Иногда в поле под конец рабочего дня Кузьме самому приходилось переписывать работающих колхозников.

– Дядя Кузьма, ты меня записал? – спросила его Дуня, уходя из поля вместе с подругами.

– Записал, записал, можешь идти домой! – с лёгкостью ответил Кузьма.

– Это чья такая статная девка? – спросил он Марью, шагами измеряющую сжатую площадь.

– Как чья? Ты же ей сказал, что записал, значит фамилию её не знаешь?

– Вот именно, что не знаю, я это сказал ей второпях, заглядевшись, залюбовался на её прелестную красоту! И кому только, не знай, она достанется!

– Так запиши: это Дуня Булатова, а теперь её фамилия Куварзина!

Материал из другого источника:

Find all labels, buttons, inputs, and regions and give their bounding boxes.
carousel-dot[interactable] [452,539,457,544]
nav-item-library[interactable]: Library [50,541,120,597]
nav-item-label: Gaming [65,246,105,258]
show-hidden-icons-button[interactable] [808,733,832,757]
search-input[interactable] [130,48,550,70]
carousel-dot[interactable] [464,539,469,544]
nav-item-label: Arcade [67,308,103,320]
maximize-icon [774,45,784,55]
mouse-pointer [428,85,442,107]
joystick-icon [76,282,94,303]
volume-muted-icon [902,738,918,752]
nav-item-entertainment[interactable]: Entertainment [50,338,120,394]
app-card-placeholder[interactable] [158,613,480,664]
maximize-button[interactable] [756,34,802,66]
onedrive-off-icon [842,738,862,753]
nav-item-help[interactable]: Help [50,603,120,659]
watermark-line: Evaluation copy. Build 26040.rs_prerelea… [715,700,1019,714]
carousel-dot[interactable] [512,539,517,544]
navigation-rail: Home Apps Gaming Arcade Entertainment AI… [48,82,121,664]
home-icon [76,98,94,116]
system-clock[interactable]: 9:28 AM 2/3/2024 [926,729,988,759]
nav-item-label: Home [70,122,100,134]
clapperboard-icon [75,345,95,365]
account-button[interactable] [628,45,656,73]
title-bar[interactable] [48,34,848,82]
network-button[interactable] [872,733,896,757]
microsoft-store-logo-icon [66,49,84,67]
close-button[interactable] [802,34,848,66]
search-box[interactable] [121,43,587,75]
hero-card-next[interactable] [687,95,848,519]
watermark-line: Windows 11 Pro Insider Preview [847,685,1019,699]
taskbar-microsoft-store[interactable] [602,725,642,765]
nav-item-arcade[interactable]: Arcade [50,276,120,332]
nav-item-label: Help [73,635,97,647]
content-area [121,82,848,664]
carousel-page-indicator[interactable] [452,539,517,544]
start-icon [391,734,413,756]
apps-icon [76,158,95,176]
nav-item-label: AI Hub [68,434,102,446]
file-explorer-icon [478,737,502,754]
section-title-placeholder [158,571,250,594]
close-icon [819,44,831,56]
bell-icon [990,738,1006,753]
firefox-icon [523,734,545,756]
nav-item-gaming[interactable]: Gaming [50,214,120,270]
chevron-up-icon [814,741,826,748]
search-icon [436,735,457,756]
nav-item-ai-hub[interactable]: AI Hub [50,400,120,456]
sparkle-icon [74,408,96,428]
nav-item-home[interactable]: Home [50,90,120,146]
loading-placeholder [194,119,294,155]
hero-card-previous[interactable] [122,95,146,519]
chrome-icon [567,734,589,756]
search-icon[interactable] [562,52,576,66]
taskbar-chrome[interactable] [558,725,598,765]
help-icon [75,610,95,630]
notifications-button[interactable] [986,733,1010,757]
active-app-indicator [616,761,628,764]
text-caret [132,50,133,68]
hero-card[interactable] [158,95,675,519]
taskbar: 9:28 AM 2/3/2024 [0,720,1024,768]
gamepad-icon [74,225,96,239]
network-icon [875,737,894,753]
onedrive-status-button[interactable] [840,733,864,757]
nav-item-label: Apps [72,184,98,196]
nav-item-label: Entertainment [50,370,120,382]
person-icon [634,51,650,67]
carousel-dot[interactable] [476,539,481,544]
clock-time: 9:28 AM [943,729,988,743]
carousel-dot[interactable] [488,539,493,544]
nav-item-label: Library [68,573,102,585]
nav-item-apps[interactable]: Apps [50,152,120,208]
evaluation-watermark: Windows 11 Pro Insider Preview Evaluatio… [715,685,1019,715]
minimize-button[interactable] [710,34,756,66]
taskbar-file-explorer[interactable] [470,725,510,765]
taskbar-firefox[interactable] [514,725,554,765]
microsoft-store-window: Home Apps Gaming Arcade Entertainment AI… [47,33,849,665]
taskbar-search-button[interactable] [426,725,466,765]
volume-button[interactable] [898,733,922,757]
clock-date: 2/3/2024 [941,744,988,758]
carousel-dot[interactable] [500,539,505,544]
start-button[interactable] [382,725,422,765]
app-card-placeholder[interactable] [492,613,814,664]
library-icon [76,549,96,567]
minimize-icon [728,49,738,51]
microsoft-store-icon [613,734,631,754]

Должность же колхозного пчеловода в начале организации колхоза Оглоблин исполнял по совместительству, потому что это дело некому было из актива поручить. Всё знакомство с пчеловодством у Кузьмы Дорофеевича заключалось в том, что у его престарелого тестя когда-то был пчельник из пяти ульев. И он, Кузьма, будучи ещё молодым, как зять частенько бывал на пчельнике – видел, как пчёлы летают, как они садятся около летка улья, как вползают и выползают из щели, пробовал пальцем на язык свежий, ещё тёплый, только что откаченный из сотов янтарный мёд. Помнит Кузьма и то, как однажды, будучи под хмельком, его больно ужалила пчела в бровь, отчего он затопал, заплясал на месте, зажав ладонью глаз. Вот, пожалуй, и все его навыки в делах пчеловодства. «Конкретнее-же какая-то пчела-нелюдимка не узнала меня, остальные-то меня знают!» Конкретнее сказать, Кузьма в этом щекотливом деле понимал столько же, сколько понимает свинья в астрономии. Но, тем не менее, над одиннадцатью ульями с пчёлами, отобранными у мельника Матвея Кораблёва, кому-то надо присматривать, так это дело и поручило правление колхоза Оглоблину Кузьме. За надсмотр и руководство над пчёлами Кузьма взялся рьяно и с большой охотой. С весны ульи с пчёлами вывозили к лесу и располагали их в ивовом кустарнике на сухом «поганом болоте». Пасеку оставляли на попечение сторожа Якова Забродина, а сам пчеловод Кузьма из-за занятости редко, когда её навещал. До самого августа Кузьма не откачивал мёд, отговариваясь тем, что пчёл тревожить не надо, так они больше натаскают мёда. Но досужие ребятишки в отсутствие сторожа ухитрялись забраться в ульи, лакомились медком, выдирая его из рамок с сотами. Осенью Оглоблину предложили своевременно улья убрать в помещение на зимовку, на что он с видом знатока отговорился: «Ещё рановато, пусть они ещё потаскают медку, всё в колхозе будет приполну больше. А когда с наступлением заморозков шесть пчелиных семей погибли, ребятишки (и собаки) безбоязненно стали вскрывать ульи и лакомиться мёдом. С лихим торжеством ребятишки носились по селу с медовыми рамками, смачно сосали их, сами мазались мёдом и мазали им девкам сарафаны и голые ноги. Обеспокоенных бесхозяйственностью колхозников Кузьма успокаивал, говоря: «Нынче год такой, не медоносный – я тут не при чём!» Его из пчеловодов сняли. При сдаче новому пчеловоду оставшихся ульев с пчёлами, он с хладнокровием сказал: «Всё равно пчёлы тебя слушаться не будут, без меня дело не пойдёт. Всем пчёлам придёт капут!»